LAOF: Robust Latent Action Learning with Optical Flow Constraints

TL;DR

LAOF introduces a pseudo-supervised framework utilizing optical flow to learn robust latent action representations from videos, effectively handling distractors and reducing reliance on labeled data, thus enhancing downstream imitation and reinforcement learning.

Contribution

The paper presents LAOF, a novel optical flow-based pseudo-supervised method for latent action learning that is robust to distractors and effective with minimal or no action labels.

Findings

LAOF outperforms existing methods on downstream tasks.

Optical flow constraints stabilize training and improve representation quality.

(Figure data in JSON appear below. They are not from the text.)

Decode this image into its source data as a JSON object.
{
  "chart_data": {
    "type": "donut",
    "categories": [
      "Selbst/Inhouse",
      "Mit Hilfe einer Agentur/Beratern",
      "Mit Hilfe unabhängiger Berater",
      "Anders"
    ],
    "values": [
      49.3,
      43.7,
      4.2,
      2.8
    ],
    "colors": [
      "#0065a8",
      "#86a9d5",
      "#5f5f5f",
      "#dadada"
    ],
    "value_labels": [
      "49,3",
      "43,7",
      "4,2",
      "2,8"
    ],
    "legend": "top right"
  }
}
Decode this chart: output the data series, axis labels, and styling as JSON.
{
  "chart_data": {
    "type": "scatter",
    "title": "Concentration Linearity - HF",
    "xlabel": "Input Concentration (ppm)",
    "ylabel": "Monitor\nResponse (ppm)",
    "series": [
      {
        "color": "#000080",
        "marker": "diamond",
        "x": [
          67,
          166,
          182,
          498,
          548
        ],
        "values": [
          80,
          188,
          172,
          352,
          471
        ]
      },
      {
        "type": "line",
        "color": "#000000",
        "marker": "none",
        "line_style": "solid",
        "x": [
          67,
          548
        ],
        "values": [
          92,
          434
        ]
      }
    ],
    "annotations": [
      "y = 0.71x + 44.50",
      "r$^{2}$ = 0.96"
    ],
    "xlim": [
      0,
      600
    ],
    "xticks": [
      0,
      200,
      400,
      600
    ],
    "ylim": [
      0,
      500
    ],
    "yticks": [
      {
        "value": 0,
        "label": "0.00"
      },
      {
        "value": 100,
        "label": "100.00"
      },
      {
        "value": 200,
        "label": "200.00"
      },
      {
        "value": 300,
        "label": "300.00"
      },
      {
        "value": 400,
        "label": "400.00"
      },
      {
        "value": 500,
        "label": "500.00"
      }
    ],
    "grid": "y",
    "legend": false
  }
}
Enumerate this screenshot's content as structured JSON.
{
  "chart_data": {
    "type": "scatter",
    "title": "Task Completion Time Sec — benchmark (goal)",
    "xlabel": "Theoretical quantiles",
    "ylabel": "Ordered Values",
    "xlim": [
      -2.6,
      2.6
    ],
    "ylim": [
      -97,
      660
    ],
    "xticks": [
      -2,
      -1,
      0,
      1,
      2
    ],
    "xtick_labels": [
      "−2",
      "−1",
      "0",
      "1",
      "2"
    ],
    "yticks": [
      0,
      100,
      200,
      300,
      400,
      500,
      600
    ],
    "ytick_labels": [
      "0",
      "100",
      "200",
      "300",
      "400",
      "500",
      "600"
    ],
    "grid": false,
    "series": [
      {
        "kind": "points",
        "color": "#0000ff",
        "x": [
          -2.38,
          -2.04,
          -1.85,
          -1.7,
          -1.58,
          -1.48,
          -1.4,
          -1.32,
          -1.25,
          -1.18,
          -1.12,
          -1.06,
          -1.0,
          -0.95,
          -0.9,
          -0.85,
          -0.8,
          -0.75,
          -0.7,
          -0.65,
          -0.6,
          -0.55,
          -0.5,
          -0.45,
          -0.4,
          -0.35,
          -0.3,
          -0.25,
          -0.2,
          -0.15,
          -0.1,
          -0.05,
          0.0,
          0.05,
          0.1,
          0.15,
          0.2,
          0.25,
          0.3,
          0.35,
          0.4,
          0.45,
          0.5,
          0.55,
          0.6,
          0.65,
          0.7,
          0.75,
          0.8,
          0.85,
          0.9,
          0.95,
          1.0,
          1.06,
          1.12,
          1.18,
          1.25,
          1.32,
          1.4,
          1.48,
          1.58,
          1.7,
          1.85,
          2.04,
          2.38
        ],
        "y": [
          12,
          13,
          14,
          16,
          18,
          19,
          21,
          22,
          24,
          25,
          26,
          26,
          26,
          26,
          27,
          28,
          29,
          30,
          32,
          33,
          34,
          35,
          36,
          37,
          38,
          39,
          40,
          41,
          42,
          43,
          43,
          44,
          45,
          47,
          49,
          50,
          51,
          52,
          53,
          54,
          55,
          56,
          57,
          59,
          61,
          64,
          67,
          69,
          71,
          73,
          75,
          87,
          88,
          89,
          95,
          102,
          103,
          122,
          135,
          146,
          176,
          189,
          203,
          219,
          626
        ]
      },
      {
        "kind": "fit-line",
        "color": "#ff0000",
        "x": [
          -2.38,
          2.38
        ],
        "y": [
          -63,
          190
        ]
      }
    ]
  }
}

LAOF matches or surpasses fully supervised methods with only 1% action labels.

Abstract

Learning latent actions from large-scale videos is crucial for the pre-training of scalable embodied foundation models, yet existing methods often struggle with action-irrelevant distractors. Although incorporating action supervision can alleviate these distractions, its effectiveness is restricted by the scarcity of available action labels. Optical flow represents pixel-level motion between consecutive frames, naturally suppressing background elements and emphasizing moving objects. Motivated by this, we propose robust Latent Action learning with Optical Flow constraints, called LAOF, a pseudo-supervised framework that leverages the agent's optical flow as an action-driven signal to learn latent action representations robust to distractors. Experimental results show that the latent representations learned by LAOF outperform existing methods on downstream imitation learning and reinforcement learning tasks. This superior performance arises from optical flow constraints, which substantially stabilize training and improve the quality of latent representations under extremely label-scarce conditions, while remaining effective as the proportion of action labels increases to 10 percent. Importantly, even without action supervision, LAOF matches or surpasses action-supervised methods trained with 1 percent of action labels.